Clerodane diterpenoids are secondary metabolites widely distributed in plants, fungi, bacteria, and marine sponges. In this review, 65 anti-inflammatory clerodane diterpenoids were reviewed based on their chemical structures and pharmacological models. The knowledge system of chemistry and bioactivity of clerodane diterpenoids continues to grow rapidly in recent years. Based on the current review, ent-clerodane diterpenoids always possess better anti-inflammatory activity than clerodane diterpenoids. And a lactone ring between C-18 and C-19 is essential for the anti-inflammation activity of clerodane diterpenoids. Although lots of evidence suggested the anti-inflammatory property of clerodane diterpenoids, the clinical application of these molecules as anti-inflammatory therapy is still far away. Till now, only evidence from in vitro cellular models or in vivo animal models was available. Clinical trials are necessary to authenticate the therapeutic effect of clerodane diterpenoids in alleviating inflammatory responses. The efficacy of these clerodane diterpenoids is not potent enough; thus, further phytochemical isolation and structural optimization are needed to enhance activity, improve specificity and reduce toxicity. Moreover, virtual docking and/or chemical biology studies should be carried out to identify the potential targets for the anti-inflammatory clerodane diterpenoids. The underlying mechanisms involved in the anti-inflammatory activity should be disclosed by pharmacological investigation.

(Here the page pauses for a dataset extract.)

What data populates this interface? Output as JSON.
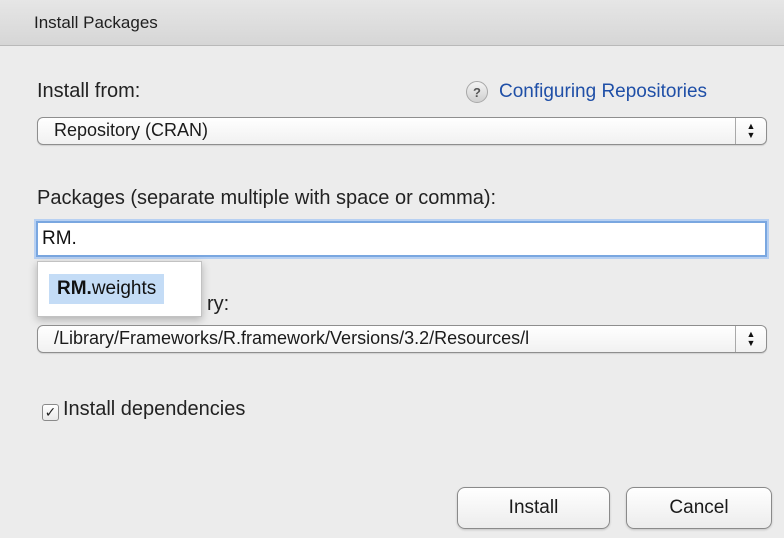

Online bioinformatics tool SwissADME provides a lot of predicted data of a compound, such as molecular descriptors, the biophysiochemical properties, and the PK parameters. A serious of drug-likeness analyses could be performed to better understand its properties, such as MW, logP, logS, PSA, HBA, HBD, RBs, and number of stereogenic centers. For natural medicine investigation, the combination of bench research and bioinformatics prediction tools could be an effective and economical approach to discover new anti-inflammatory drugs. Regarding to the anti-inflammatory clerodane diterpenoids, future chemical and biological researches will be very bright and challenging, and they have a huge therapeutic application prospect.